Janeva’s Special Prosecution Office (SPO), an organized-crime-busting outfit also tasked with addressing high-level corruption, has long been emblematic of the former Yugoslav republic’s transatlantic aspirations. By spearheading investigations of the now-ousted authoritarian regime of former Prime Minister Nikola Gruevski, Janeva’s office was largely mandated to restore rule of law.
“These are serious charges and all such serious charges require a serious response,” Palmer told VOA’s Serbian Service. “We support a complete, thorough, transparent investigation of these charges and, if the evidence is there, then appropriate prosecution. This is really an opportunity for the authorities in North Macedonia to demonstrate fealty to adherence to the rule of law.”
The country changed its name from Macedonia to North Macedonia in February, ending a more than two-decade dispute with Greece over its name, and removing an obstacle to EU and NATO membership.
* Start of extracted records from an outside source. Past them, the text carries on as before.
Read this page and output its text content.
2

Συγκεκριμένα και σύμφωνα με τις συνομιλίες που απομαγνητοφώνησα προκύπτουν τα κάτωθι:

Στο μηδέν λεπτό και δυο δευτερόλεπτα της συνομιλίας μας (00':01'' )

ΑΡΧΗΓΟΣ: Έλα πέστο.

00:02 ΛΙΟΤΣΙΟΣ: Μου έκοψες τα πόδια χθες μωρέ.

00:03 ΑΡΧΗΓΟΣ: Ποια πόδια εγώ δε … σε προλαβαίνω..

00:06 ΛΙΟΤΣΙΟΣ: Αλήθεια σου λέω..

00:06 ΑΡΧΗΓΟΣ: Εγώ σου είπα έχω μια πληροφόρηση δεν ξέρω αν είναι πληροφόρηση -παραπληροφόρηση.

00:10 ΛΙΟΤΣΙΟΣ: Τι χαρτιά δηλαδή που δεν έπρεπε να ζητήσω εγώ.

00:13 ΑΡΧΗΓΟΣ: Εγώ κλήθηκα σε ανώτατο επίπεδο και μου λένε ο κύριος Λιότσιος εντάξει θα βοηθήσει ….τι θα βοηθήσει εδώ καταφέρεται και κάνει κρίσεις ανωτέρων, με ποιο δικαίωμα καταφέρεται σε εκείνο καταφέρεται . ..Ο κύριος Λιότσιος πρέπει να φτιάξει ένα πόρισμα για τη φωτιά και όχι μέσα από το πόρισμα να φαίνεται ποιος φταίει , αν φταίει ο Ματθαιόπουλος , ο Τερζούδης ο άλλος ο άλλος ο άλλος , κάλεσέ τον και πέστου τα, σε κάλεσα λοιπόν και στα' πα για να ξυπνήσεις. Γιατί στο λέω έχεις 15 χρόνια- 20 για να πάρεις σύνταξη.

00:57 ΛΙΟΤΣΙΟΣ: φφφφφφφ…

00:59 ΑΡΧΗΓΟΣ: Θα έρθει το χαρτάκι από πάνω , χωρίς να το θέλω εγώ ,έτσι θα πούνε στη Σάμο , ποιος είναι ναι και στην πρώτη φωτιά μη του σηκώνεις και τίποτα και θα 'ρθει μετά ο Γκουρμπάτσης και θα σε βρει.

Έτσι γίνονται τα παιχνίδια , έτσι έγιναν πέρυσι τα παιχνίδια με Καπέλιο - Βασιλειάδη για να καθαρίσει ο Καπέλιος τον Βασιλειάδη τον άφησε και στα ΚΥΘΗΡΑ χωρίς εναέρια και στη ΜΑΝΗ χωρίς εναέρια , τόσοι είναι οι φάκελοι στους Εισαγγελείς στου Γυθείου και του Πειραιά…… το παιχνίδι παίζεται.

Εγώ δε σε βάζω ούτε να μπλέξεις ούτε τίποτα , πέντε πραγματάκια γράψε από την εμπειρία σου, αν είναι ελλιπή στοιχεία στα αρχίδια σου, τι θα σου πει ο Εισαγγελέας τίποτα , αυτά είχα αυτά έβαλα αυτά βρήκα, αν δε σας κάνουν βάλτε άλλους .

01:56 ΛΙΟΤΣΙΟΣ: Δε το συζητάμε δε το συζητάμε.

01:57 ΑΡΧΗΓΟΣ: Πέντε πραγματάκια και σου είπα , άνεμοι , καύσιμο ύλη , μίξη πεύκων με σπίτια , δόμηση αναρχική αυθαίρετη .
Just last week, EU commissioner Johannes Hahn said Skopje needs to reform the judiciary to ensure it can handle high-level crime and corruption cases before the EU can set a date to start accession talks, but that he was “confident that the decision (on the start of EU accession talks) will be taken in October.”
Palmer said he’s optimistic talks can begin this fall, but that resolving the Janeva investigation will be key to ensuring it happens.
Both of North Macedonia’s major political parties have been squabbling over the drafting of a law to regulate the prosecution, which will determine the fate of the special prosecutor’s office that Janeva used to run.
“We believe that North Macedonia has earned that opportunity [to have EU accession talks begin this year], but … signals that the government sends — and the success of the SPO law — will be important to that.”
Whether new legislation can be ratified, a precondition for EU accession talks, will determine the pace of North Macedonia’s European accession process, which is why both U.S. and EU officials have repeatedly pressed both parties, the right-wing opposition VMRO-DPMNE and ruling Social Democratic Union, to come to an agreement.
Meetings between party officials earlier this week produced indications of progress, but working groups are still in negotiations.
“It’s important that these parties come together, negotiate, resolve their differences and reach an agreement on how the SPO can be reformed or modified in a manner that advances the interests of the country,” Palmer told VOA.
“There’s been enough politicking. The time for politicking is over. Now is the time for statesmanship,” he said.